The Redheaded Cichlid has been used in creating hybrid cichlid species that have become popular in Asia in recent years. It is one of the species used in the creation of modern blood parrot cichlids and flowerhorn cichlids. The other parental species of the hybrid blood parrot cichlid is Amphilophus citrinellus, another popular ornamental cichlid widely used in aquaculture. Blood parrot cichlids have recently been found in a Malaysian rice agroecosystem, likely as the result of an aquarium dumping. Many self-sustaining populations of non-native cichlids now exist in various parts of Asia due to poor aquaculture practices. Records of cichlid populations outside their native habitat are common and illustrate the resiliency and adaptability of the family. Blood Parrot Cichlids however may pose less of an ecological threat compared to other cichlid species as there is no evidence they can perform natural fertilization. Couples undergo courtship rituals and prepare a mating site similar to their parent species, V. melanura, but no fertilization takes place. A study using in vitro fertilization to test this theory established that even in a lab setting the eggs were not able to be fertilized, suggesting that Blood Parrot Cichlid males may be sterile.
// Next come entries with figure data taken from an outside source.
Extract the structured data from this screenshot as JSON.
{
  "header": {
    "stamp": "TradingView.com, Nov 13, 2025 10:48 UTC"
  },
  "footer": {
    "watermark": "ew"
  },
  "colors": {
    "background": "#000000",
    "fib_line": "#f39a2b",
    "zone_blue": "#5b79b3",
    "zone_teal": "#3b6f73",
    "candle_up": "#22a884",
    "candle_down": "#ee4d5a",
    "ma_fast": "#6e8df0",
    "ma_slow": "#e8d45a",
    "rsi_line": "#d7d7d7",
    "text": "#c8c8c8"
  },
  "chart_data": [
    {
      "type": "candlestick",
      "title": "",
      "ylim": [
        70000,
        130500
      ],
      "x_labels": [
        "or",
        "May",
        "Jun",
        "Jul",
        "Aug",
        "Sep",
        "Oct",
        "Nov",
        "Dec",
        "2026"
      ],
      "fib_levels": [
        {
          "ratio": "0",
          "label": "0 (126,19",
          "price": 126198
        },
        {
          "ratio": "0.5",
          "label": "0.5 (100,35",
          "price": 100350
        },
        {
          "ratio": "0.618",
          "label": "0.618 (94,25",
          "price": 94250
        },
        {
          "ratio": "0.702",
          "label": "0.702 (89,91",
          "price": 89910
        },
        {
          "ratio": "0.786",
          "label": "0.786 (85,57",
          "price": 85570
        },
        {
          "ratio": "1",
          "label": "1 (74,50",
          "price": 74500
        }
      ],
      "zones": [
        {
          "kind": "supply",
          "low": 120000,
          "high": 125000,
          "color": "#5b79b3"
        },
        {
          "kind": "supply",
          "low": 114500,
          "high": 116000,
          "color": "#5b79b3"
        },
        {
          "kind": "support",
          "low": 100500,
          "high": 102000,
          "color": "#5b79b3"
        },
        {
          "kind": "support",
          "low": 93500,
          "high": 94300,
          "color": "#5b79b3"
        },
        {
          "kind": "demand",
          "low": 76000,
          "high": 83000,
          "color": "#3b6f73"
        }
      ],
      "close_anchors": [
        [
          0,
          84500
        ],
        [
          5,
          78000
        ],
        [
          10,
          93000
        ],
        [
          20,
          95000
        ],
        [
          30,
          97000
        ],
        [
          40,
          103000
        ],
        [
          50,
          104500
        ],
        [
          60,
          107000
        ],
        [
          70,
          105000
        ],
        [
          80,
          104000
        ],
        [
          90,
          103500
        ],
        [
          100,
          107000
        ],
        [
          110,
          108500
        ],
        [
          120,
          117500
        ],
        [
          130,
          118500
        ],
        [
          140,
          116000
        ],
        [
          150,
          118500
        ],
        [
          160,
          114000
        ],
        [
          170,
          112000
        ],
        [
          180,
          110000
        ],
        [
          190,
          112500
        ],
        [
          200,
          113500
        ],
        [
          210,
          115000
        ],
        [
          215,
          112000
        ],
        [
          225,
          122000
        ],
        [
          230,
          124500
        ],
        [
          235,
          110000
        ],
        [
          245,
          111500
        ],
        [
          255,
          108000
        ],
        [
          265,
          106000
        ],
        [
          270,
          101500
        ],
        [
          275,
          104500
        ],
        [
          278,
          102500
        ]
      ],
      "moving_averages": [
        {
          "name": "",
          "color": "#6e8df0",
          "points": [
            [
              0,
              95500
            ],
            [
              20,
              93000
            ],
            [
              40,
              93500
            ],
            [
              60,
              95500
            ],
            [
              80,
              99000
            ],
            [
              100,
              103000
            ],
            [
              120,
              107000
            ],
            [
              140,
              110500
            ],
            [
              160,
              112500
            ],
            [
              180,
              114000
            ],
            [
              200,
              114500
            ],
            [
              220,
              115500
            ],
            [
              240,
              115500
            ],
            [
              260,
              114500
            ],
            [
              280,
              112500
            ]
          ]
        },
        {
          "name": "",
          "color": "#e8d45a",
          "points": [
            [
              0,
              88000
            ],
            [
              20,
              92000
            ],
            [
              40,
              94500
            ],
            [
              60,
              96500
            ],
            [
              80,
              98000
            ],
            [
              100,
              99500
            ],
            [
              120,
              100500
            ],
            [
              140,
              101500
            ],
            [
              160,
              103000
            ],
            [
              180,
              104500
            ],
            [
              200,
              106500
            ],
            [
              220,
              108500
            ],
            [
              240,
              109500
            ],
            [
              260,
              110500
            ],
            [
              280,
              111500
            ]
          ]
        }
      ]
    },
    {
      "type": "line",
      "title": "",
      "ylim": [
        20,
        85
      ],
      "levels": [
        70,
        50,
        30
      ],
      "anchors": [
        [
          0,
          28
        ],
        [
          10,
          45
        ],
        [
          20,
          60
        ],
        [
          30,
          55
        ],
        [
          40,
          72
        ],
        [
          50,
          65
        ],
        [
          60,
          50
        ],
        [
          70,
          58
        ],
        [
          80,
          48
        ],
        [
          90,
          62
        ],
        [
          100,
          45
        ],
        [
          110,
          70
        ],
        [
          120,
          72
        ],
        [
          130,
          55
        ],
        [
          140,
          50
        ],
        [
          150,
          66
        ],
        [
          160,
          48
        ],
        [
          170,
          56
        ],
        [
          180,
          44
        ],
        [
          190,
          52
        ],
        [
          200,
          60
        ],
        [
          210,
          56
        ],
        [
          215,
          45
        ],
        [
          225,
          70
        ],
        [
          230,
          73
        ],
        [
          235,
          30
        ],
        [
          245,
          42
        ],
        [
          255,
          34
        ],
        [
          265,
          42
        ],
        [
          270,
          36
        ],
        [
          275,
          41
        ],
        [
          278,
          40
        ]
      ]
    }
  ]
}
Furthermore, while the Redhead cichlid is known to be slightly salinity tolerant, the Blood Parrot Cichlid does not show the same level of tolerance to brackish environments. Chronic exposure to salinity leads to lower growth and survival rates in many Central American cichlids including the Blood Parrot Cichlid. Juveniles are especially susceptible to salinity. While Blood Parrot Cichlids certainly pose a threat to freshwater systems, even if adults were released into coastal or brackish areas, their offspring could not survive in the salty environment.